The two-strikes work from 2015 showed that educators were quick to label Black students as troublemakers. So the trio wondered if teachers could be convinced to adopt a “growth mind-set” — the belief that students and relationships could change. The team also theorized that once teachers adopted a growth mind-set, they would need time and space to get to know their students.
Okonofua and colleagues knew from the 2015 study that teachers recommended 30 percent harsher discipline for Black students than white students. So in a follow-up study, the team asked a different group of U.S. teachers to read vignettes about hypothetical students named Deshawn or Greg.

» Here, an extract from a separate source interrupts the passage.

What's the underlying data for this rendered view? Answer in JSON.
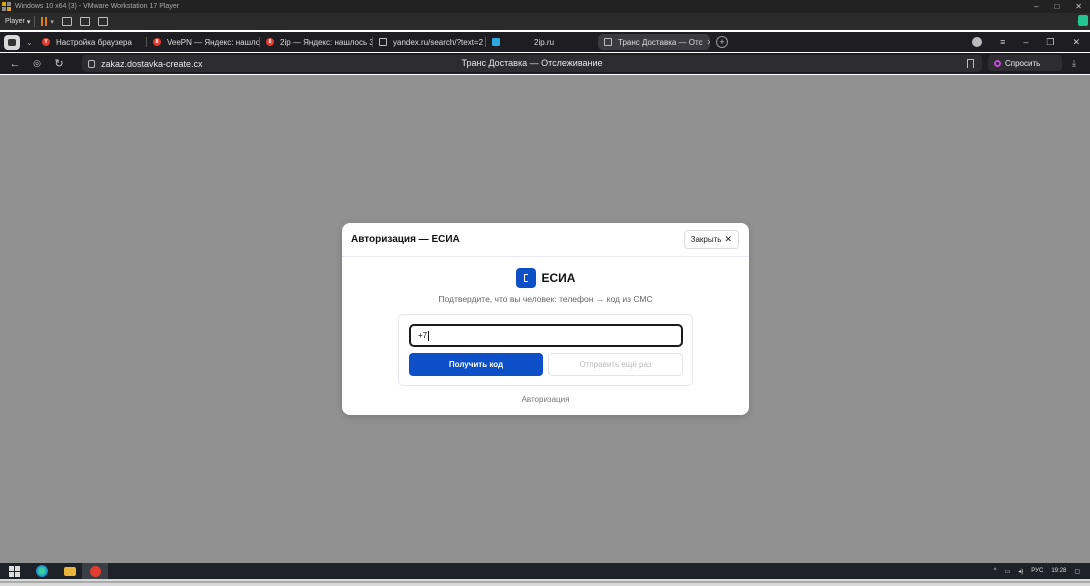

But this time teachers had extra vignettes to read. First, about half of the 243 teachers read a passage on the growth mind-set, specifically how teachers can change a student’s life. Second, the teachers read about how their relationship to students could grow. Third, they read about the student’s initial misbehavior. Fourth, they read about the student’s love of music and struggles outside school. And finally, the teachers read about the student’s second misbehavior, then answered a set of questions.
Teachers in a control group, meanwhile, read only the misbehavior vignettes interspersed with unrelated or subversive readings, such as a passage on how relationships cannot change.

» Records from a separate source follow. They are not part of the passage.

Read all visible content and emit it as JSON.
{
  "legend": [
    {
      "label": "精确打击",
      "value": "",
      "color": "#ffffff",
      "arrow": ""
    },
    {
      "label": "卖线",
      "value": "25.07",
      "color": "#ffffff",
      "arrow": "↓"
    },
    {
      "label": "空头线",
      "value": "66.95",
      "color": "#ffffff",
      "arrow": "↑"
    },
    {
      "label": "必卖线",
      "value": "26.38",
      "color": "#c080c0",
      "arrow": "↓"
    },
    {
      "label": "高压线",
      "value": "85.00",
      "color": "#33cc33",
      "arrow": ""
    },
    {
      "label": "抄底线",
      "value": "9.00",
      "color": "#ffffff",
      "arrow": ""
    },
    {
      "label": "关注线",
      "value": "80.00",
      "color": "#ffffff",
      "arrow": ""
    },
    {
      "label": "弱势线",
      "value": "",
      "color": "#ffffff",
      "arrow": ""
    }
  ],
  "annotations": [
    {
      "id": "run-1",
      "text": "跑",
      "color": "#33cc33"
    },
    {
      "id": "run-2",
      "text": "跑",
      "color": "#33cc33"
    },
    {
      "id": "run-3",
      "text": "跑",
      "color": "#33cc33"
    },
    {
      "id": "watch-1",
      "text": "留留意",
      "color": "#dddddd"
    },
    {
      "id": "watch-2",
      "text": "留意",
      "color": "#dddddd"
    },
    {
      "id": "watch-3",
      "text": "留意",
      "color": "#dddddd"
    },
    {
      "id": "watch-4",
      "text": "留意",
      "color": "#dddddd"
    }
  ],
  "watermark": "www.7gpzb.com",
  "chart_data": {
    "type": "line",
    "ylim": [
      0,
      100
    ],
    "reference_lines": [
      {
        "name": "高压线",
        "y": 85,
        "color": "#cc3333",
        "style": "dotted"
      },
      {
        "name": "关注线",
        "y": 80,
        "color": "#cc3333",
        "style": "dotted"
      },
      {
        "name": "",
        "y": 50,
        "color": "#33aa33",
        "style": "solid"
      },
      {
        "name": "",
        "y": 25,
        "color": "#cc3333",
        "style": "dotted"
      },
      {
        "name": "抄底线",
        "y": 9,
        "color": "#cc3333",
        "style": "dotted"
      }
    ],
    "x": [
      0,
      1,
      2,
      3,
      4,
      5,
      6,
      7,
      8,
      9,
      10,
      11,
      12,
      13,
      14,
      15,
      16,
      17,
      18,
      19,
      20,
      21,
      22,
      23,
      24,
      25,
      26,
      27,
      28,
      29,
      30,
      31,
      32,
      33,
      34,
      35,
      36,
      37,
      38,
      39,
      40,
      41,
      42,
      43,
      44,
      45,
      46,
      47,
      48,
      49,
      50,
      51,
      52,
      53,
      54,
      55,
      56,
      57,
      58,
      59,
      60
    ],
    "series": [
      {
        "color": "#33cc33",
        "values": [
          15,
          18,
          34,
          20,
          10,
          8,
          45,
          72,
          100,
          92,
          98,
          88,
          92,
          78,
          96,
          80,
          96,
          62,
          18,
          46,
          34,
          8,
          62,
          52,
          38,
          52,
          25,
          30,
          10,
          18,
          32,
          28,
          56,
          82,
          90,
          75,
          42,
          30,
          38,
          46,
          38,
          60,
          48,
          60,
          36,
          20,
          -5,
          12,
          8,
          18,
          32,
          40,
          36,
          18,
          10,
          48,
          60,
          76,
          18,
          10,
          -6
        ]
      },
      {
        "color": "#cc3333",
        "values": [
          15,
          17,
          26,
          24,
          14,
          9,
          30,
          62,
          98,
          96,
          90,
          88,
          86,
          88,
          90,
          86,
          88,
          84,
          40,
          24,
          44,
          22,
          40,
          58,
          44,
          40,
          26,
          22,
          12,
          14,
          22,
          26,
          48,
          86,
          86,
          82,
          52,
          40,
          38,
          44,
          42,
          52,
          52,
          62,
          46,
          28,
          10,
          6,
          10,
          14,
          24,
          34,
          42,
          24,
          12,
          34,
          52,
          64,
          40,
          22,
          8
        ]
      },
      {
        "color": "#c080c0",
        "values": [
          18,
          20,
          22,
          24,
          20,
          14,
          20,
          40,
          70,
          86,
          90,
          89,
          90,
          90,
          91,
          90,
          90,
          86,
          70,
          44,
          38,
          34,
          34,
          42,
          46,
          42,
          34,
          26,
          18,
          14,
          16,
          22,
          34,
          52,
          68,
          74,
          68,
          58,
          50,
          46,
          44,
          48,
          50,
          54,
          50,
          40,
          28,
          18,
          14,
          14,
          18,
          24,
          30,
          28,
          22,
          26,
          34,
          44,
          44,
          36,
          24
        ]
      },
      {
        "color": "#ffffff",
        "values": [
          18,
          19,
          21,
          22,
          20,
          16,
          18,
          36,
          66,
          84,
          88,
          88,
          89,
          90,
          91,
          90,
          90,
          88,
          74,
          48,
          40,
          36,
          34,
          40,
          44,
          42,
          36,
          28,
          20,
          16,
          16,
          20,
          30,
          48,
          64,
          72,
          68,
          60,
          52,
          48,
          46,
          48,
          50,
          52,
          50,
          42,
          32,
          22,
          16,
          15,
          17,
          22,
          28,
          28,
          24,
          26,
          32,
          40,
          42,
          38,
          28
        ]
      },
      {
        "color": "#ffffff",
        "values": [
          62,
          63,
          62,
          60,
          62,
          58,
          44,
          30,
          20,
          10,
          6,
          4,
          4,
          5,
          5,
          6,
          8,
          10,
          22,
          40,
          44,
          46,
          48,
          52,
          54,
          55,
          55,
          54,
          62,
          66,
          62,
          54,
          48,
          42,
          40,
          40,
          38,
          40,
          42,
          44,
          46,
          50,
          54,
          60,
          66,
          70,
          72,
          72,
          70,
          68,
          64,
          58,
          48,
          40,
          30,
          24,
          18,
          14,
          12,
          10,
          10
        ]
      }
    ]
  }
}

The intervention made responses to both Black and white students more positive. Compared with teachers in the control groups, those who read the additional vignettes about Deshawn were less likely to label him as a troublemaker or expect him to get suspended in the future, and were more likely to feel they could build a strong relationship with him, the team reported October 16 in Science Advances. Though those teachers were also less willing to see Deshawn receive harsh discipline, that finding did not reach statistical significance. Darling-Hammond now hopes to see these interventions tested outside of the lab.
The virtual classroom
Meanwhile, Losen and others worry that the ongoing COVID-19 pandemic could make shrinking the discipline gap even harder. Data collected during the pandemic are not yet available, but anecdotes of teachers punishing Black students for misbehaving during online classes have recently surfaced. Police arrived at the home of a 12-year-old in Colorado after his art teacher saw him playing with a neon green toy gun. The school later suspended the boy for five days. Police also visited a boy in New Jersey after a teacher saw him playing with a Nerf gun. School officials in Louisiana suspended a 9-year-old boy for having an unloaded BB gun visible in his bedroom.
During this pandemic, teachers have even less time and space to get to know what’s going on in their students’ lives. And everyone’s stress levels are at an all-time high, Losen says. “Unless we do something very different and really address needs in a way that we never have, we’re going to see a train wreck.”